Solving equations is a core part of algebra that involves finding the value of unknown variables. In our exercise, we are tasked with solving the equation \(g(x) = 7\) where \(g(x) = \frac{5x}{2x-3}\). This process requires setting up the equation in such a way that you can isolate \(x\). The first step involves writing the equation by setting the given function equal to 7:

• \(\frac{5x}{2x - 3} = 7\)

Next, aim to eliminate any fractions to simplify your work. Solving equations not only helps in algebra but also sharpens reasoning skills useful in real-life problem-solving. Remember, the goal is to have \(x\) by itself, ensuring it satisfies the original equation.

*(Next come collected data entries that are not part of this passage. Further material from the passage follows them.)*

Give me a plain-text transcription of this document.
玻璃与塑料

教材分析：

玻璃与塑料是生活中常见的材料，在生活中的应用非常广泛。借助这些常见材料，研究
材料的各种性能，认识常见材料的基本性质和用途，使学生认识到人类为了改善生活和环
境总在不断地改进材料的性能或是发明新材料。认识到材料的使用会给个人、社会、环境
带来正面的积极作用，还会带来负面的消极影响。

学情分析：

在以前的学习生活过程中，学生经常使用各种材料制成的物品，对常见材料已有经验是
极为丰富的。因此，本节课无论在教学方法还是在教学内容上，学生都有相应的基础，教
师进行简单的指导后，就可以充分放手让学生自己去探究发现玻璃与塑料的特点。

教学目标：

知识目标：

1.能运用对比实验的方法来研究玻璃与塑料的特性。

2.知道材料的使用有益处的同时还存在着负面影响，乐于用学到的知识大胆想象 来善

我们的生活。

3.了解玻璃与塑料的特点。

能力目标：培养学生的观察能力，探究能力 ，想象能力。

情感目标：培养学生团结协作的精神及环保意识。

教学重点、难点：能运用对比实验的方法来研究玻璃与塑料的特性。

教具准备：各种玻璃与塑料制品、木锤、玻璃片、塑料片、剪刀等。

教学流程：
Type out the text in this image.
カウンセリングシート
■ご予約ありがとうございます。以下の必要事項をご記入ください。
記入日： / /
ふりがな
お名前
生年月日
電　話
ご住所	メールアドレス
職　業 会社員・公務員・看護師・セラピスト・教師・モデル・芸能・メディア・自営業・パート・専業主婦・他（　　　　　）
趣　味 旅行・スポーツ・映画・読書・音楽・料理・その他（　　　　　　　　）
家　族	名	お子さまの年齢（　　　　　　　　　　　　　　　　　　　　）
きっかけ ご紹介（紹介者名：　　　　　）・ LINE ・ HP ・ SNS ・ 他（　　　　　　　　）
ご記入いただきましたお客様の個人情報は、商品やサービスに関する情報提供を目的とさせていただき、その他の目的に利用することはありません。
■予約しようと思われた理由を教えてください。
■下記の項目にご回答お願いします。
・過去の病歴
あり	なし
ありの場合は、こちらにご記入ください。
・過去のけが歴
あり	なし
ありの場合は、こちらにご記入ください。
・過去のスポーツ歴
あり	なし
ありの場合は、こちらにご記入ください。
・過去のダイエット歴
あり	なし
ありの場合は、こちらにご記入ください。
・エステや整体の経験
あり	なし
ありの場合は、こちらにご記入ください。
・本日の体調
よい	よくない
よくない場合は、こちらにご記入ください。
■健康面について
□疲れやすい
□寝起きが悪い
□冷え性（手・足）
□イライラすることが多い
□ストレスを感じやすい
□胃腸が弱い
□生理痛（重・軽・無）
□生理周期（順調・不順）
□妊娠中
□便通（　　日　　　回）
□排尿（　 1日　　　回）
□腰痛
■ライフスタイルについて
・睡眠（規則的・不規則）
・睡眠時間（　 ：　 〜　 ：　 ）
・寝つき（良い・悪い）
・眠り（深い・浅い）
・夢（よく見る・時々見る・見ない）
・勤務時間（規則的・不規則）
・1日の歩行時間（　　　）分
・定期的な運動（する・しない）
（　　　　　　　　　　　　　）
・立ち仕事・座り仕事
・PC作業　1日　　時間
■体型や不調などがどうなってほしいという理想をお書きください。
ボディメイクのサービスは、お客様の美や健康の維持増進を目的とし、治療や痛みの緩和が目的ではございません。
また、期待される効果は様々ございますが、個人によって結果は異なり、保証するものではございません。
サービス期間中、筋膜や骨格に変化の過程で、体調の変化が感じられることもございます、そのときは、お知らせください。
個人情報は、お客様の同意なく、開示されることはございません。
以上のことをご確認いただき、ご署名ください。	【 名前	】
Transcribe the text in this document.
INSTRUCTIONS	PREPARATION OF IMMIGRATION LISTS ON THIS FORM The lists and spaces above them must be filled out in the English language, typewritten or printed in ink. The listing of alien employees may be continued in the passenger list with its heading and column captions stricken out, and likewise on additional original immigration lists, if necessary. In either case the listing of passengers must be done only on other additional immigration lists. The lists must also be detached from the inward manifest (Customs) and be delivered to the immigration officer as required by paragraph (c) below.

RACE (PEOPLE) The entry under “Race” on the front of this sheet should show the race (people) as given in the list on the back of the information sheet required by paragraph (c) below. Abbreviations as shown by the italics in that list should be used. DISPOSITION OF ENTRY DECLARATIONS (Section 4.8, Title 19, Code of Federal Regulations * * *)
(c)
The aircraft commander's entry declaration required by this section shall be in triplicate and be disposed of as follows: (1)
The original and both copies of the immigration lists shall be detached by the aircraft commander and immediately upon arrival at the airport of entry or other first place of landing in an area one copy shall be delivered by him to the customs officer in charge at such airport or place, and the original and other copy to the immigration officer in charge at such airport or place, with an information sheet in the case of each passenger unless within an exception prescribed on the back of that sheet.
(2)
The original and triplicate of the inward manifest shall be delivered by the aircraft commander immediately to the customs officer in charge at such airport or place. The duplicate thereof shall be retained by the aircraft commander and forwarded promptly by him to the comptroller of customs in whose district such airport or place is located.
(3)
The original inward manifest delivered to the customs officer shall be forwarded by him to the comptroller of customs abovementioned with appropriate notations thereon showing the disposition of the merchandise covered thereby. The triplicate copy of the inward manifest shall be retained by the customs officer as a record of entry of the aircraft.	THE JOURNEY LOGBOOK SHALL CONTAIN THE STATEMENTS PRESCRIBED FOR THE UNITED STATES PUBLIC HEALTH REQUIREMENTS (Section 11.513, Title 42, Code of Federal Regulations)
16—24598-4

Cross-multiplication is a method used to eliminate fractions from equations. It involves multiplying each side of the equation by both the numerators and the denominators, so the equation no longer contains fractions. This technique is particularly useful when you have an equation involving a single fraction equal to a whole number or another fraction.In our example:

• After setting up the equation: \(\frac{5x}{2x - 3} = 7\), cross-multiplication helps by multiplying both sides by \(2x - 3\).
• This leads to: \(5x = 7(2x - 3)\).

Think of cross-multiplication as a tool to clear fractions quickly, simplifying the equation and making it easier to solve for the unknown variable. It is an essential skill in tackling rational equations effectively.

Simplifying fractions is the process of reducing a fraction to its simplest form. After solving for \(x\), the obtained value could be a fraction that isn't in its simplest form. A simplified fraction is one where the numerator and the denominator have no common factors other than 1.In the solution:

• The fraction \(\frac{21}{9}\) emerges in the step before the final answer.
• Divide both the numerator and the denominator by their greatest common divisor (GCD), which is 3.
• This yields \(\frac{7}{3}\), which is the simplest form.

Simplifying fractions is important because it gives the most concise and clear expression of the solution. It's a fundamental skill ensuring that your final answer is both correct and elegantly expressed.